Mais finalement, ce n’est pas un grand mal pour l’auditeur, au vu de l’excellent niveau du nouveau chanteur Lukas Pisarik, qui possède une voix génialement brutale et bien maitrisée, en cohérence avec la musicalité de Seven. La chanson d’ouverture, "Freedom Call", est d’ailleurs d’une telle puissance et ténacité, avec un refrain martelé, qu’elle vous procurera les joies que seul un heavy brut peut procurer. Les riffs sont puissants lourds, la rythmique plutôt mid-tempo, et les guitares sont saturées au possible pour le plus grand plaisir de l’auditeur, en adéquation parfaite avec la voix percutante et lourde du nouveau chanteur. La géniale "Get It", avec ses accents rock procure une véritable montée d’adrénaline, toujours avec un rythme pas forcément rapide et des riffs lourds et parfois lancinants. Les riffs sont toujours intéressants au fil des chansons, et parfois même tellement lourds qu’ils peuvent avoir des accents stoner doom, alors que certaines chansons frôlent l’AOR. Ce mélange des genres n’est pourtant pas incohérent, et le tout lié par la voix parfaitement adéquate à la musicalité ne fait que renforcer cette solidité et la crédibilité de Seven.

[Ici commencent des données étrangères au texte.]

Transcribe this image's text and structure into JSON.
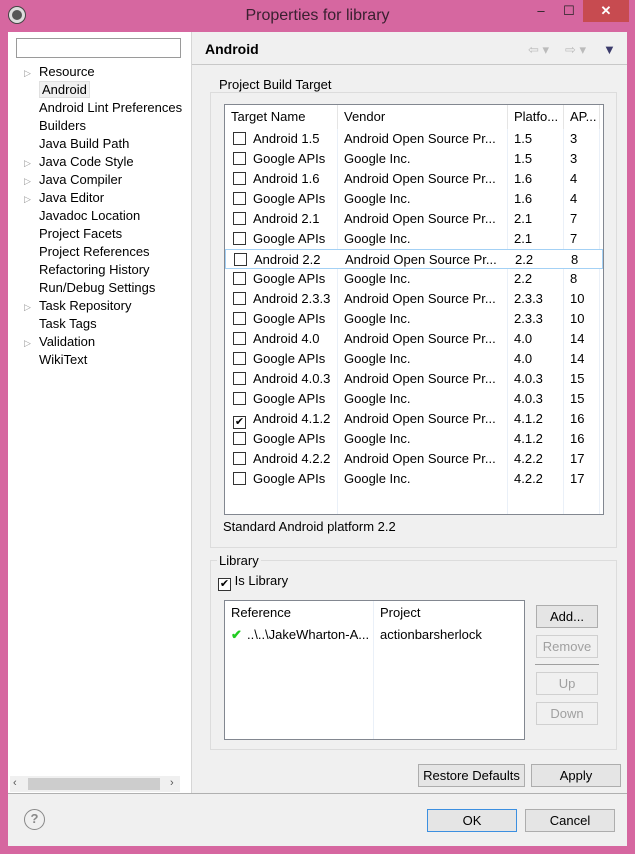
{
  "window": {
    "title": "Properties for library",
    "minimize": "‒",
    "maximize": "☐",
    "close": "✕"
  },
  "sidebar": {
    "filter_value": "",
    "items": [
      {
        "label": "Resource",
        "expandable": true
      },
      {
        "label": "Android",
        "expandable": false,
        "selected": true
      },
      {
        "label": "Android Lint Preferences",
        "expandable": false
      },
      {
        "label": "Builders",
        "expandable": false
      },
      {
        "label": "Java Build Path",
        "expandable": false
      },
      {
        "label": "Java Code Style",
        "expandable": true
      },
      {
        "label": "Java Compiler",
        "expandable": true
      },
      {
        "label": "Java Editor",
        "expandable": true
      },
      {
        "label": "Javadoc Location",
        "expandable": false
      },
      {
        "label": "Project Facets",
        "expandable": false
      },
      {
        "label": "Project References",
        "expandable": false
      },
      {
        "label": "Refactoring History",
        "expandable": false
      },
      {
        "label": "Run/Debug Settings",
        "expandable": false
      },
      {
        "label": "Task Repository",
        "expandable": true
      },
      {
        "label": "Task Tags",
        "expandable": false
      },
      {
        "label": "Validation",
        "expandable": true
      },
      {
        "label": "WikiText",
        "expandable": false
      }
    ]
  },
  "page": {
    "title": "Android"
  },
  "build_target": {
    "group_label": "Project Build Target",
    "columns": [
      "Target Name",
      "Vendor",
      "Platfo...",
      "AP..."
    ],
    "rows": [
      [
        "Android 1.5",
        "Android Open Source Pr...",
        "1.5",
        "3",
        false
      ],
      [
        "Google APIs",
        "Google Inc.",
        "1.5",
        "3",
        false
      ],
      [
        "Android 1.6",
        "Android Open Source Pr...",
        "1.6",
        "4",
        false
      ],
      [
        "Google APIs",
        "Google Inc.",
        "1.6",
        "4",
        false
      ],
      [
        "Android 2.1",
        "Android Open Source Pr...",
        "2.1",
        "7",
        false
      ],
      [
        "Google APIs",
        "Google Inc.",
        "2.1",
        "7",
        false
      ],
      [
        "Android 2.2",
        "Android Open Source Pr...",
        "2.2",
        "8",
        false
      ],
      [
        "Google APIs",
        "Google Inc.",
        "2.2",
        "8",
        false
      ],
      [
        "Android 2.3.3",
        "Android Open Source Pr...",
        "2.3.3",
        "10",
        false
      ],
      [
        "Google APIs",
        "Google Inc.",
        "2.3.3",
        "10",
        false
      ],
      [
        "Android 4.0",
        "Android Open Source Pr...",
        "4.0",
        "14",
        false
      ],
      [
        "Google APIs",
        "Google Inc.",
        "4.0",
        "14",
        false
      ],
      [
        "Android 4.0.3",
        "Android Open Source Pr...",
        "4.0.3",
        "15",
        false
      ],
      [
        "Google APIs",
        "Google Inc.",
        "4.0.3",
        "15",
        false
      ],
      [
        "Android 4.1.2",
        "Android Open Source Pr...",
        "4.1.2",
        "16",
        true
      ],
      [
        "Google APIs",
        "Google Inc.",
        "4.1.2",
        "16",
        false
      ],
      [
        "Android 4.2.2",
        "Android Open Source Pr...",
        "4.2.2",
        "17",
        false
      ],
      [
        "Google APIs",
        "Google Inc.",
        "4.2.2",
        "17",
        false
      ]
    ],
    "highlighted_row": 6,
    "status": "Standard Android platform 2.2"
  },
  "library": {
    "group_label": "Library",
    "is_library_label": "Is Library",
    "is_library": true,
    "columns": [
      "Reference",
      "Project"
    ],
    "rows": [
      {
        "reference": "..\\..\\JakeWharton-A...",
        "project": "actionbarsherlock"
      }
    ],
    "buttons": {
      "add": "Add...",
      "remove": "Remove",
      "up": "Up",
      "down": "Down"
    }
  },
  "buttons": {
    "restore_defaults": "Restore Defaults",
    "apply": "Apply",
    "ok": "OK",
    "cancel": "Cancel"
  },
  "colors": {
    "title_bar": "#d667a0",
    "close_button": "#c74b50",
    "check_ok": "#22cc22"
  }
}
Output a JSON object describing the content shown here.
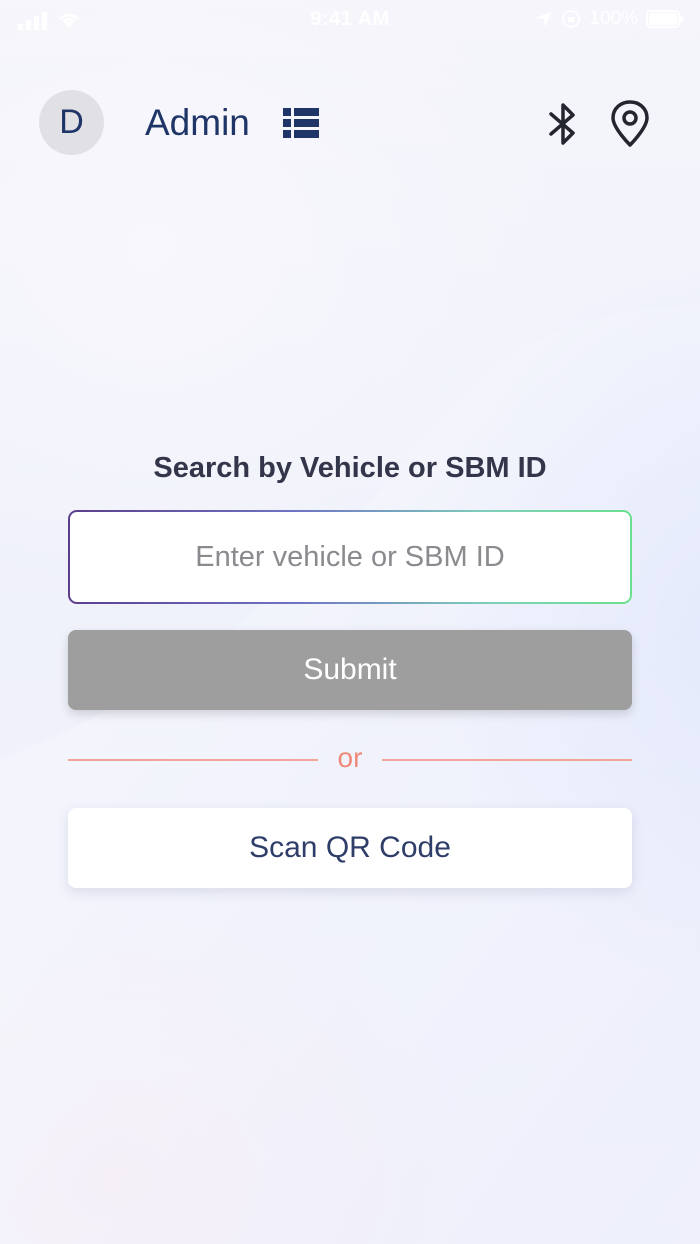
{
  "status_bar": {
    "time": "9:41 AM",
    "battery": "100%",
    "icons": [
      "signal-icon",
      "wifi-icon",
      "location-arrow-icon",
      "orientation-lock-icon",
      "battery-icon"
    ]
  },
  "header": {
    "avatar_initial": "D",
    "username": "Admin",
    "icons": [
      "list-icon",
      "bluetooth-icon",
      "location-pin-icon"
    ],
    "text_color": "#1f3567"
  },
  "search": {
    "title": "Search by Vehicle or SBM ID",
    "placeholder": "Enter vehicle or SBM ID",
    "value": "",
    "submit_label": "Submit",
    "divider_text": "or",
    "scan_label": "Scan QR Code"
  },
  "colors": {
    "submit_bg": "#9e9e9e",
    "divider": "#ef8a7a",
    "scan_text": "#2f3d69",
    "input_border_start": "#5a3f8c",
    "input_border_end": "#6be08e"
  }
}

La production est également très propre et très professionnelle, ce qui n’est pas étonnant lorsqu’on sait qu’elle a été pilotée par Victor Smolski de Rage lui-même, mais qu’en plus Seven a depuis cet album l’opportunité de faire partie de l’écurie de Nuclear Blast, qui malgré ses défauts que l’on ne peut nier par rapport à sa stature de « presque » major, reste une bénédiction pour des groupes modestes qu’elle prend sous son aile. Victor Smolski apparait d’ailleurs en guest sur l’album, ayant enregistré quelques riffs bien placés pour le compte du jeune groupe tchèque. Les musiciens sont donc bons, tout comme la production. Finalement le seul problème avec Seven, c’est que les sensations ne sont pas si fortes que cela, et malgré une sonorité puissante, le feeling reste en retrait et on finit par être frustré. Les chansons finissent par se ressembler plus ou moins, avec certes de bons riffs, mais on aurait apprécié un côté mélodique un plus développé, pour s’accrocher plus aisément aux refrains. Autant le début de l’album est intéressant et catchy, autant vers le milieu il commence à se fondre dans le décor, certes agréable mais pas hautement remarquable.


Seven a donc les armes qu’il lui faut pour devenir un groupe respectable, et possède l’atout de taille de faire partie de la maison Nuclear Blast. Mais un travail au niveau de la composition mériterait d’être fait pour le faire passer de statut de petit groupe sympa à groupe vraiment intéressant. Espérons que l’expérience aidera Seven et que les Tchèques se bonifieront avec le temps.